Jimmy Rollins told reporters he wasn't talking because "it's just a game." Cole Hamels didn't talk to the media as his frustration boiled over. Of the two responses, one shows part of what's wrong with the Phillies.

After picking up another loss Monday night, this time to the lowly Miami Marlins, Cole Hamels stormed out of the clubhouse without speaking to reporters. Generally, that's a no-no and isn't something that should be applauded. On this team though, it does deserve some recognition.

The message that Hamels was sending was that - to put it simply - he's pissed. He has pitched well this season and while he has had a hiccup or two along the way, he's one of the hardest working players on the roster and wants nothing more than for his team to win like they did in the "old days" when they won five straight division titles and a World Championship. 

After last Saturday's 10-0 drubbing at the hands of the Cincinnati Reds, Jimmy Rollins also refused to speak to the press, but for different reasons.

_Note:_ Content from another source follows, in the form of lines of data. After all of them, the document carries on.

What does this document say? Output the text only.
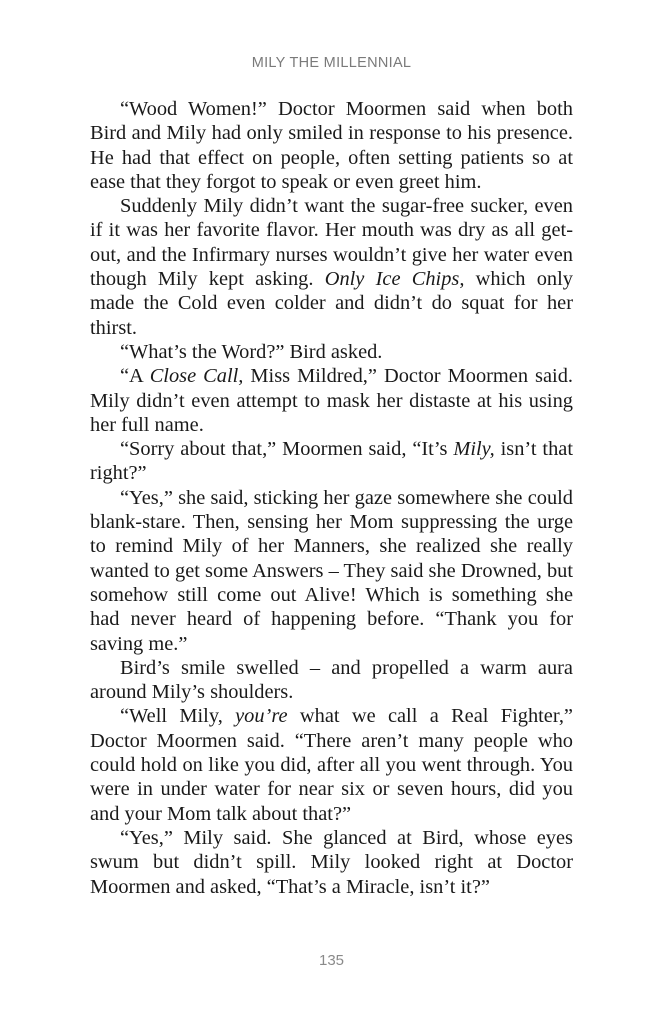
MILY THE MILLENNIAL

“Wood Women!” Doctor Moormen said when both Bird and Mily had only smiled in response to his presence. He had that effect on people, often setting patients so at ease that they forgot to speak or even greet him.

Suddenly Mily didn’t want the sugar-free sucker, even if it was her favorite flavor. Her mouth was dry as all get-out, and the Infirmary nurses wouldn’t give her water even though Mily kept asking. Only Ice Chips, which only made the Cold even colder and didn’t do squat for her thirst.

“What’s the Word?” Bird asked.

“A Close Call, Miss Mildred,” Doctor Moormen said. Mily didn’t even attempt to mask her distaste at his using her full name.

“Sorry about that,” Moormen said, “It’s Mily, isn’t that right?”

“Yes,” she said, sticking her gaze somewhere she could blank-stare. Then, sensing her Mom suppressing the urge to remind Mily of her Manners, she realized she really wanted to get some Answers – They said she Drowned, but somehow still come out Alive! Which is something she had never heard of happening before. “Thank you for saving me.”

Bird’s smile swelled – and propelled a warm aura around Mily’s shoulders.

“Well Mily, you’re what we call a Real Fighter,” Doctor Moormen said. “There aren’t many people who could hold on like you did, after all you went through. You were in under water for near six or seven hours, did you and your Mom talk about that?”

“Yes,” Mily said. She glanced at Bird, whose eyes swum but didn’t spill. Mily looked right at Doctor Moormen and asked, “That’s a Miracle, isn’t it?”

135
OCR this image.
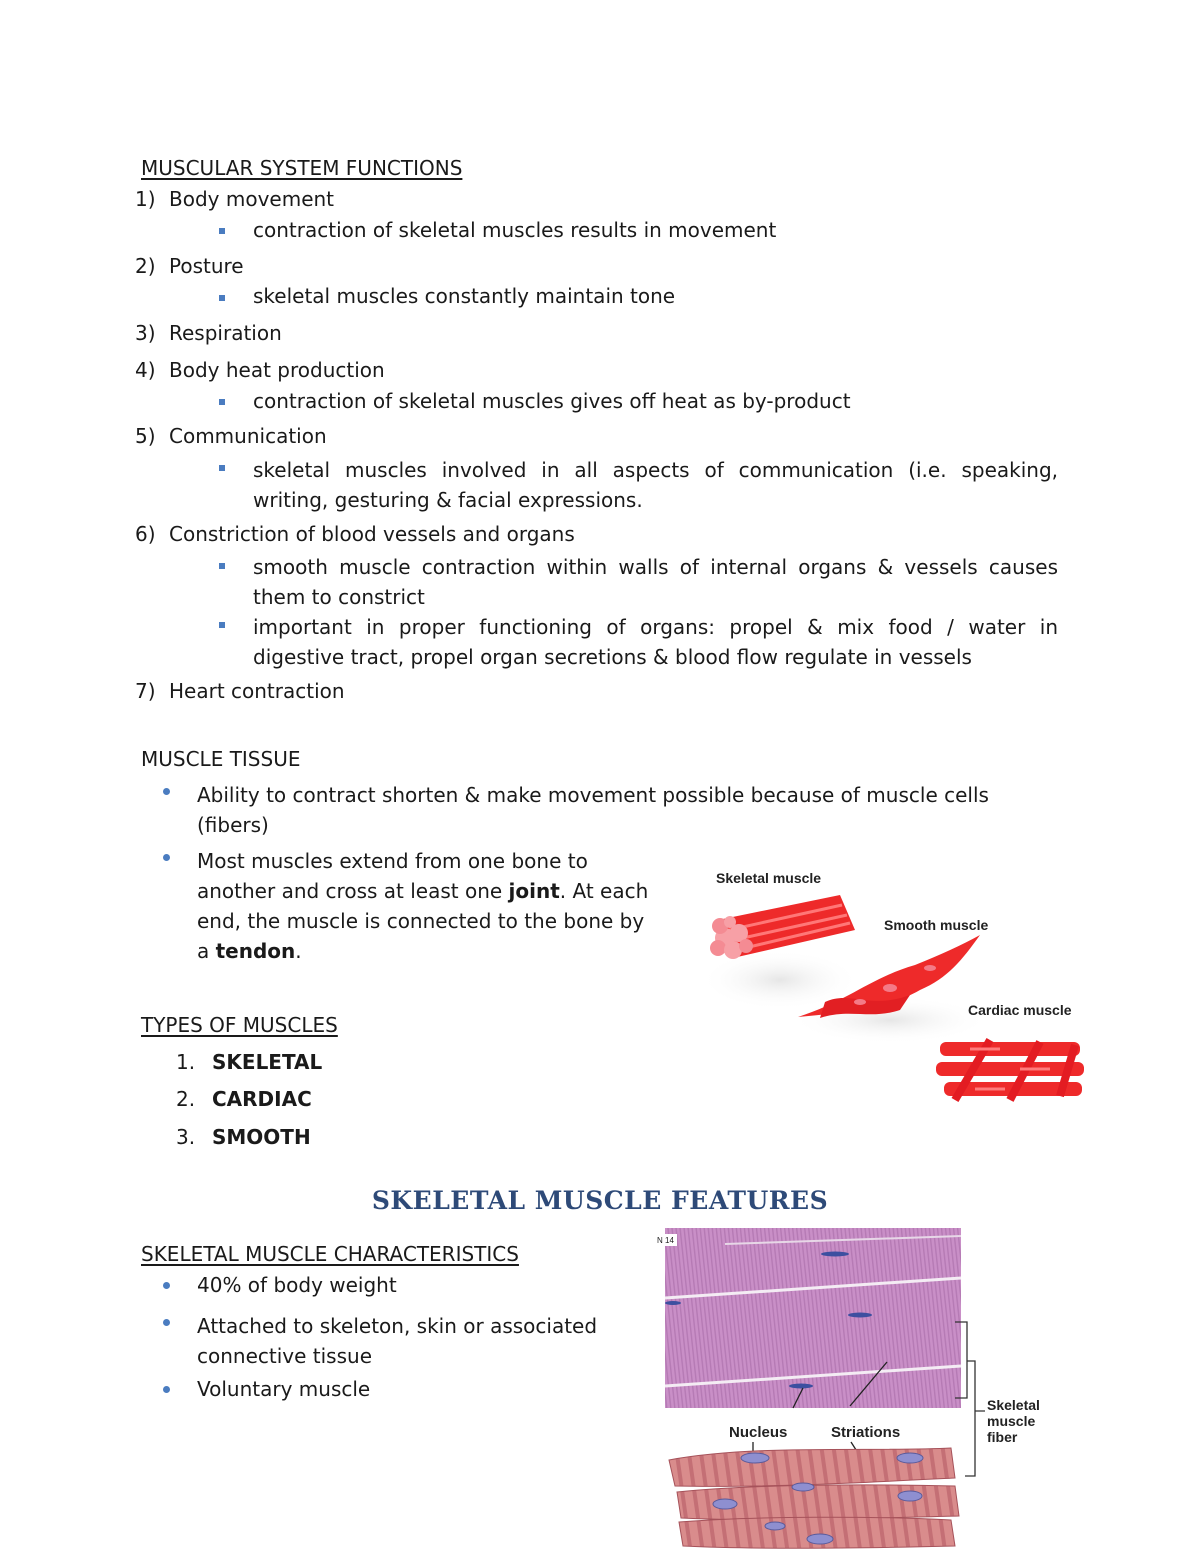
MUSCULAR SYSTEM FUNCTIONS
1) Body movement
contraction of skeletal muscles results in movement
2) Posture
skeletal muscles constantly maintain tone
3) Respiration
4) Body heat production
contraction of skeletal muscles gives off heat as by-product
5) Communication
skeletal muscles involved in all aspects of communication (i.e. speaking, writing, gesturing & facial expressions.
6) Constriction of blood vessels and organs
smooth muscle contraction within walls of internal organs & vessels causes them to constrict
important in proper functioning of organs: propel & mix food / water in digestive tract, propel organ secretions & blood flow regulate in vessels
7) Heart contraction
MUSCLE TISSUE
Ability to contract shorten & make movement possible because of muscle cells (fibers)
Most muscles extend from one bone to another and cross at least one joint. At each end, the muscle is connected to the bone by a tendon.
Skeletal muscle
Smooth muscle
Cardiac muscle
TYPES OF MUSCLES
1. SKELETAL
2. CARDIAC
3. SMOOTH
SKELETAL MUSCLE FEATURES
SKELETAL MUSCLE CHARACTERISTICS
40% of body weight
Attached to skeleton, skin or associated connective tissue
Voluntary muscle
N 14
Skeletal muscle fiber
Nucleus	Striations
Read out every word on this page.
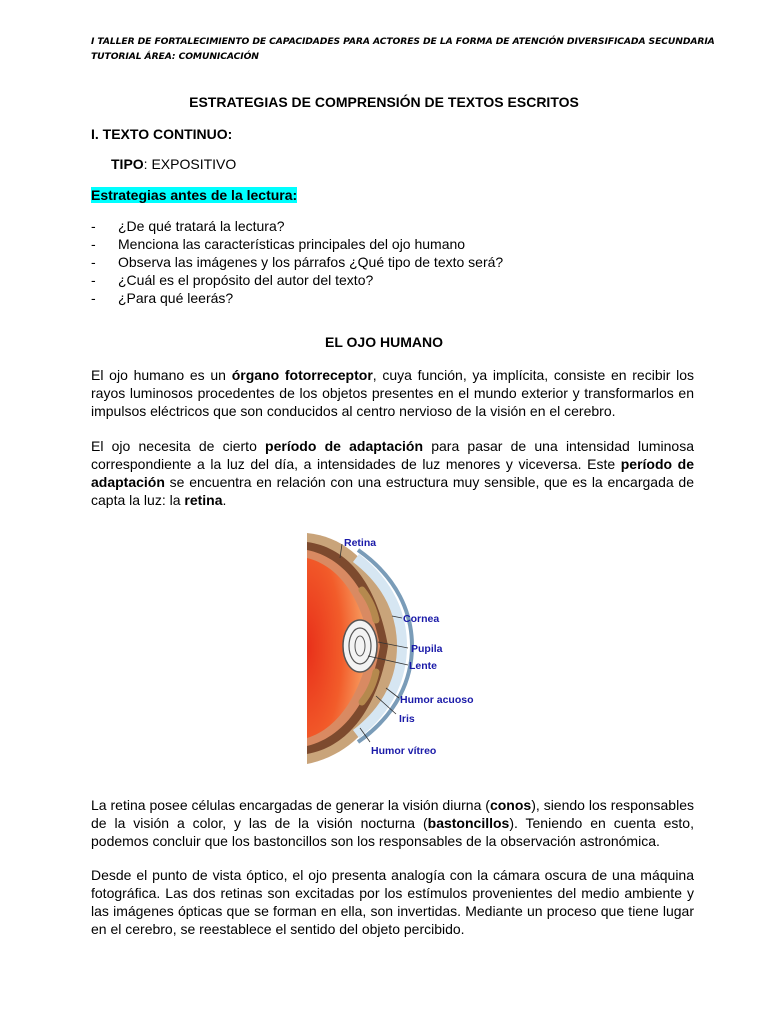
I TALLER DE FORTALECIMIENTO DE CAPACIDADES PARA ACTORES DE LA FORMA DE ATENCIÓN DIVERSIFICADA SECUNDARIA
TUTORIAL ÁREA: COMUNICACIÓN
ESTRATEGIAS DE COMPRENSIÓN DE TEXTOS ESCRITOS
I. TEXTO CONTINUO:
TIPO: EXPOSITIVO
Estrategias antes de la lectura:
-	¿De qué tratará la lectura?
-	Menciona las características principales del ojo humano
-	Observa las imágenes y los párrafos ¿Qué tipo de texto será?
-	¿Cuál es el propósito del autor del texto?
-	¿Para qué leerás?
EL OJO HUMANO

El ojo humano es un órgano fotorreceptor, cuya función, ya implícita, consiste en recibir los rayos luminosos procedentes de los objetos presentes en el mundo exterior y transformarlos en impulsos eléctricos que son conducidos al centro nervioso de la visión en el cerebro.

El ojo necesita de cierto período de adaptación para pasar de una intensidad luminosa correspondiente a la luz del día, a intensidades de luz menores y viceversa. Este período de adaptación se encuentra en relación con una estructura muy sensible, que es la encargada de capta la luz: la retina.

Retina
Cornea
Pupila
Lente
Humor acuoso
Iris
Humor vítreo

La retina posee células encargadas de generar la visión diurna (conos), siendo los responsables de la visión a color, y las de la visión nocturna (bastoncillos). Teniendo en cuenta esto, podemos concluir que los bastoncillos son los responsables de la observación astronómica.

Desde el punto de vista óptico, el ojo presenta analogía con la cámara oscura de una máquina fotográfica. Las dos retinas son excitadas por los estímulos provenientes del medio ambiente y las imágenes ópticas que se forman en ella, son invertidas. Mediante un proceso que tiene lugar en el cerebro, se reestablece el sentido del objeto percibido.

His response wasn't to be upset at an embarrassing loss, it was much more of the ho-hum variety. "It's just a game. Nothing to talk about," said Rollins after the loss.

Rollins' approach epitomizes the attitude of this team. Not every player, but far too many of them. "It's just a game." Actually, it's just another loss and there are far too many of those piling up and players should be pissed at what's happening. They should feel much more like Hamels feels and a lot less like Rollins feels. They should be embarrassed that they allowed the Marlins to score five runs against them. They should be embarrassed that they could muster just one run against the Marlins. They should be mad as hell that there are too many errors and misplays that are leading to extra opportunities for their opponents. They should be losing sleep that their uninspired brand of baseball is going to get their manager - a guy who will fight for his players to the bitter end - is going to get fired if they don't turn things around.

The team shows the same sort of devil-may-care attitude that they did when Pat Gillick took over the team. Gillick sent an almost immediate message by trading Bobby Abreu for whatever he could get and the team started to turn around. They call it the addition by subtraction theory. Ruben Amaro Jr should be looking to make the same kind of impact with this team to let everybody know that he's more of the Cole Hamels mold than the Jimmy Rollins mold. In fact, Rollins would be a good place to start. As a ten-and-five player (ten years in the majors and the last five with the same team) trading Rollins might not be easy, but it's likely that he would accept a deal that would send him to Oakland, a team that is looking for middle-infield help. It also happens to be Rollins' hometown team, which would make going there much more palatable to the former all-star.

While Manuel is taking most of the heat, Amaro should be feeling heat as well. He took over a team that was World Champions and he's allowed it to flounder. Instead of mixing in younger players to keep the team fresh, he's kept the same group together, afraid to make a move that he could be blamed for. He has preached how this team needs to be more patient at the plate, but instead of going out and adding players who know how to work a pitcher and add to his pitch count, he's kept the same group of players who almost seem to be in a hurry to get their at-bat over with. 

Manuel does deserve some blame, because as manager, he needs to send messages too. His message should be that lackadaisical play isn't going to be tolerated. The benchings should begin. If a player isn't getting the job done, sit him down. Rollins is still jogging down to first on ground balls and pop-ups even after Manuel had told his shortstop and the Phillies fan base that wouldn't be tolerated. Other players follow suit. While Manuel is the epitome of a player's manager, he needs to worry less and less about being popular with his players and more about saving his job and his team's season.

The bottom line is that if someone doesn't start to figure out that the Phillies - from top to bottom - are too accepting of mediocrity, it's going to be too late to salvage anything from a season that started with optimism.